To some degree, all cells of endotherms give off heat, especially when body temperature is below a regulatory threshold. However, brown adipose tissue is highly specialized for this non-shivering thermogenesis. First, each cell has a higher number of mitochondria compared to more typical cells. Second, these mitochondria have a higher-than-normal concentration of thermogenin in the inner membrane.
In neonates (newborn infants), brown fat, which then makes up about 5% of the body mass and is located on the back, along the upper half of the spine and toward the shoulders, is of great importance to avoid lethal cold (hypothermia is a major death risk for premature neonates). Numerous factors make infants more susceptible to cold than adults:
The burning of brown fat provides a baby with an alternative means of heat regulation.
It was believed that after infants grow up, most of the mitochondria (which are responsible for the brown color) in brown adipose tissue disappear, and the tissue becomes similar in function and appearance to white fat. However, more recent research has shown that brown fat is related not to white fat, but to skeletal muscle[3][4][5]

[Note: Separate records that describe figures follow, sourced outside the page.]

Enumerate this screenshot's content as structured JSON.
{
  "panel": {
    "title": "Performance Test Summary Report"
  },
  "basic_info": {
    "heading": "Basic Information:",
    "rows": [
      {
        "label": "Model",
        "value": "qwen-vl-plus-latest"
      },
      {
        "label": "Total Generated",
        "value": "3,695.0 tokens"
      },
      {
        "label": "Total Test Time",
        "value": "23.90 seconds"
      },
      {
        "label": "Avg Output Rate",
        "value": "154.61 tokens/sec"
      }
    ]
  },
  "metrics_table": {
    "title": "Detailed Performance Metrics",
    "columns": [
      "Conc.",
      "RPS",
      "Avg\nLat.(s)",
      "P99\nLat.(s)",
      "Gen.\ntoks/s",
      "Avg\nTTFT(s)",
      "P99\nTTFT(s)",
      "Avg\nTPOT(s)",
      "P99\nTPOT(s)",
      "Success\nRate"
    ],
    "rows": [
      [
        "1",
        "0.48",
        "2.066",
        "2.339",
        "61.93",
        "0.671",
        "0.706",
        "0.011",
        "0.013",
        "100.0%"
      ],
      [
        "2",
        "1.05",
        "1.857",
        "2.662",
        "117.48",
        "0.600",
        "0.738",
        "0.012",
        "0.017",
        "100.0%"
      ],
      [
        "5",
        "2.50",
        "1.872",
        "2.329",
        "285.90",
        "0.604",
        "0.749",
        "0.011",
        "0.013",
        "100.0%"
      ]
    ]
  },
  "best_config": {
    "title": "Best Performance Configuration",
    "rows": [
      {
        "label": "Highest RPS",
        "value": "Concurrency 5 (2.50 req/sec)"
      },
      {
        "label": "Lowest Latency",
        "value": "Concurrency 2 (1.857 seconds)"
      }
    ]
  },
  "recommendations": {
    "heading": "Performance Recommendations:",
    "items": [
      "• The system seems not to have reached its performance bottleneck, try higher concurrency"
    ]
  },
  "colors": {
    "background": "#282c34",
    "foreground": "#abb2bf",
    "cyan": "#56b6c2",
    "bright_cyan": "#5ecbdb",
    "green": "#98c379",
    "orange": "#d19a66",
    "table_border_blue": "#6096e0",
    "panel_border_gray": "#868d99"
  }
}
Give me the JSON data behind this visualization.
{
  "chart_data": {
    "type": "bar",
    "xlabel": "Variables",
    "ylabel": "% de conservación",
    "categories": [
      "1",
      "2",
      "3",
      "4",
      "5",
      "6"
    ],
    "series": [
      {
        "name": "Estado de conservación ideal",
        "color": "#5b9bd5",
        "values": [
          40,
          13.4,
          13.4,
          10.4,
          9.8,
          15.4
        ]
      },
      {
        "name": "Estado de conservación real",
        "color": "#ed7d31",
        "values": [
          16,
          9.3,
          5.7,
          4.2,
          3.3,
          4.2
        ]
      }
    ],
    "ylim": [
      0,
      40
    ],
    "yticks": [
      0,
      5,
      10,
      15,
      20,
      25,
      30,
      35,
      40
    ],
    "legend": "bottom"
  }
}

Further, recent studies using Positron Emission Tomography scanning of adult humans have shown that it is still present in adults in the upper chest and neck. The remaining deposits become more visible (increasing tracer uptake) with cold exposure, and less visible if an adrenergic beta blocker is given before the scan. The recent study could lead to a new method of weight loss, since brown fat takes calories from normal fat and burns it. Scientists[6] were able to stimulate brown fat growth in mice, but human trials have not yet begun.[7]
In rare cases, brown fat, instead of involuting, continues to grow; this leads to a tumour known as a hibernoma.

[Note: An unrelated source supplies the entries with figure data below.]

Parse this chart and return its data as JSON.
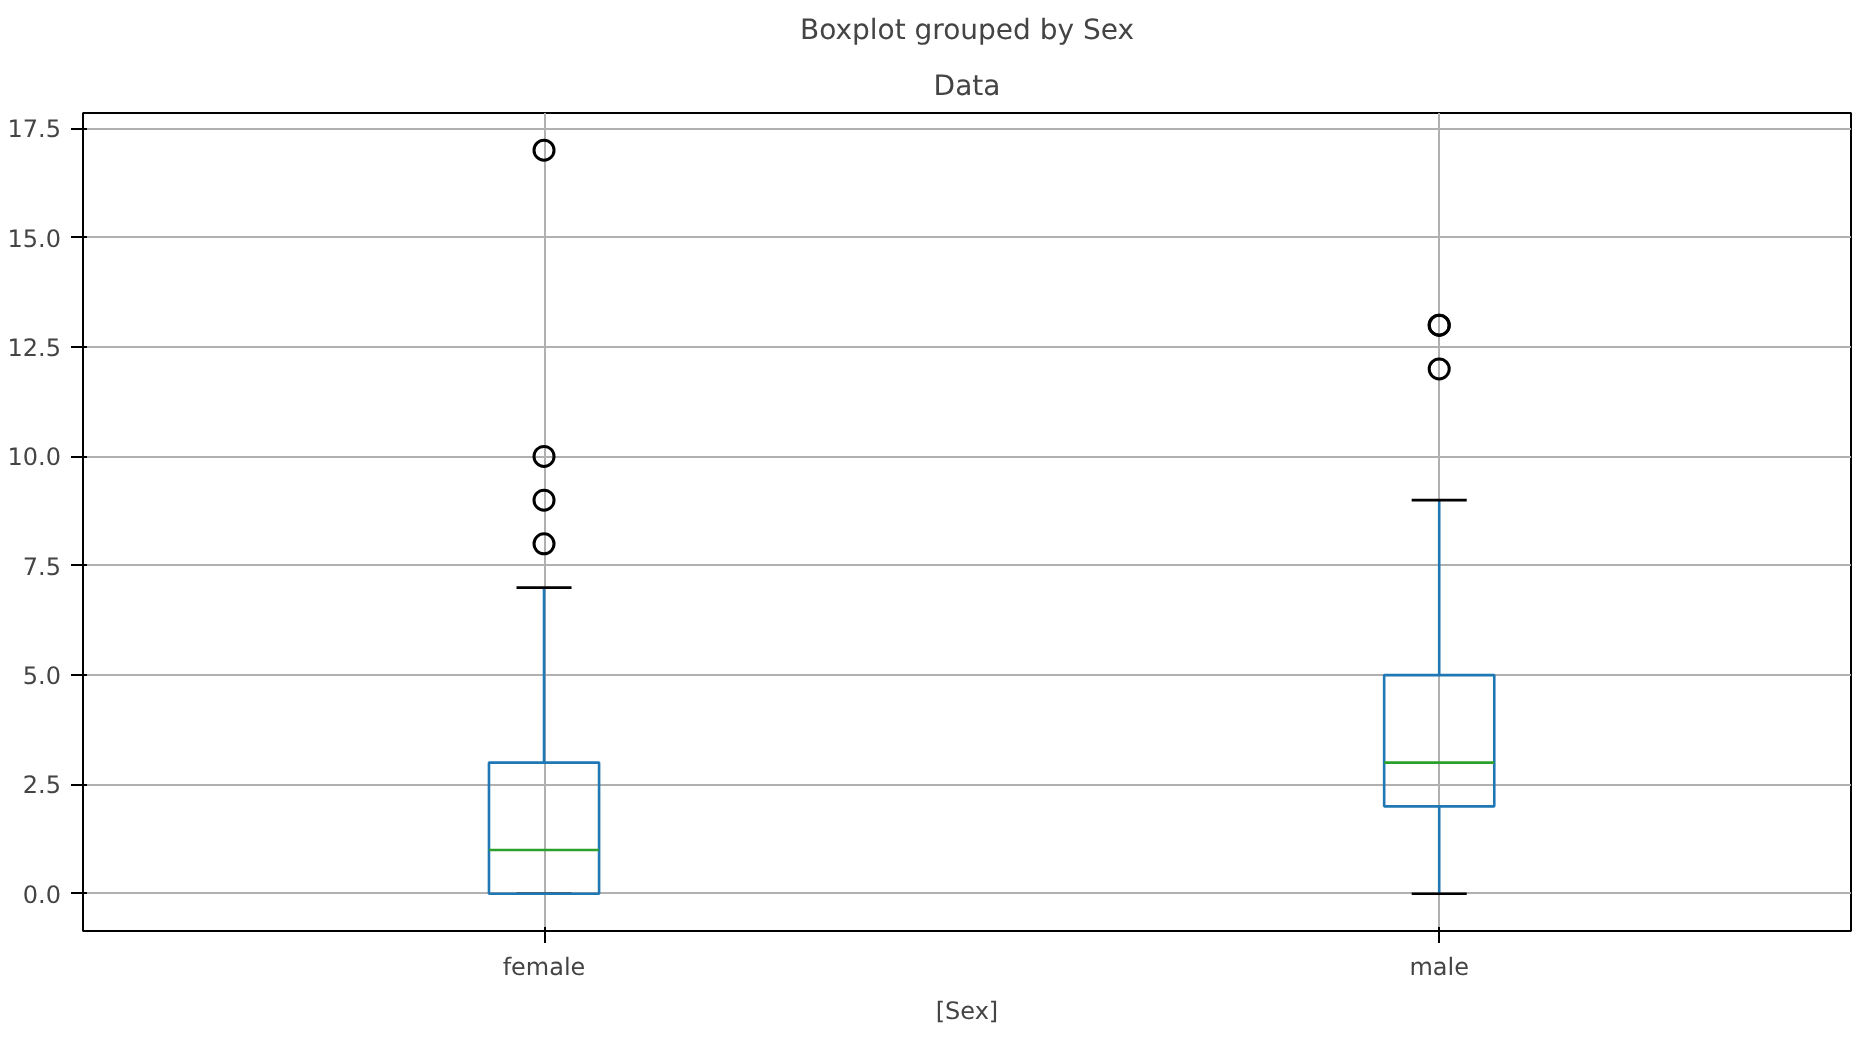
{
  "chart_data": {
    "type": "box",
    "title": "Boxplot grouped by Sex",
    "subtitle": "Data",
    "xlabel": "[Sex]",
    "categories": [
      "female",
      "male"
    ],
    "series": [
      {
        "color": "#1f77b4",
        "boxes": [
          {
            "low": 0,
            "q1": 0,
            "median": 1,
            "q3": 3,
            "high": 7,
            "outliers": [
              8,
              9,
              10,
              17
            ]
          },
          {
            "low": 0,
            "q1": 2,
            "median": 3,
            "q3": 5,
            "high": 9,
            "outliers": [
              12,
              13,
              13
            ]
          }
        ]
      }
    ],
    "ylim": [
      -0.85,
      17.85
    ],
    "yticks": [
      {
        "value": 0,
        "label": "0.0"
      },
      {
        "value": 2.5,
        "label": "2.5"
      },
      {
        "value": 5,
        "label": "5.0"
      },
      {
        "value": 7.5,
        "label": "7.5"
      },
      {
        "value": 10,
        "label": "10.0"
      },
      {
        "value": 12.5,
        "label": "12.5"
      },
      {
        "value": 15,
        "label": "15.0"
      },
      {
        "value": 17.5,
        "label": "17.5"
      }
    ],
    "grid": true,
    "marker": "circle"
  }
}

Brown fat cells and muscle cells both seem to be derived from the same stem cells in the embryo. Both have the same marker on their surface (Myf5, myogenic factor), which white fat cells don't have.[2]
Brown fat cells and muscle cells both come from the middle embryo layer. The three layers of the embryo during the gastrulation stage are the outer ectoderm, the middle mesoderm, and the inner endoderm. The mesoderm is the source of myocytes (muscle cells), adipocytes, and chondrocytes (cartilage cells). The adipocytes give rise to white fat cells and brown fat cells.
Researchers found that both muscle and brown fat cells expressed the same muscle factor Myf5, while white fat cells did not. This suggested that muscle cells and fat cells were both derived from the same stem cell. Furthermore, muscle cells that were cultured with the transcription factor PRDM16 were converted into brown fat cells, and brown fat cells without PRDM16 were converted into muscle cells.[2]
However, there may be two types of brown fat cells -- with and without Myf5. The other type, without Myf5, may share the same origin as white fat cells. They both seem to be derived from pericytes, the cells which surround the blood vessels that run through white fat tissue.[2]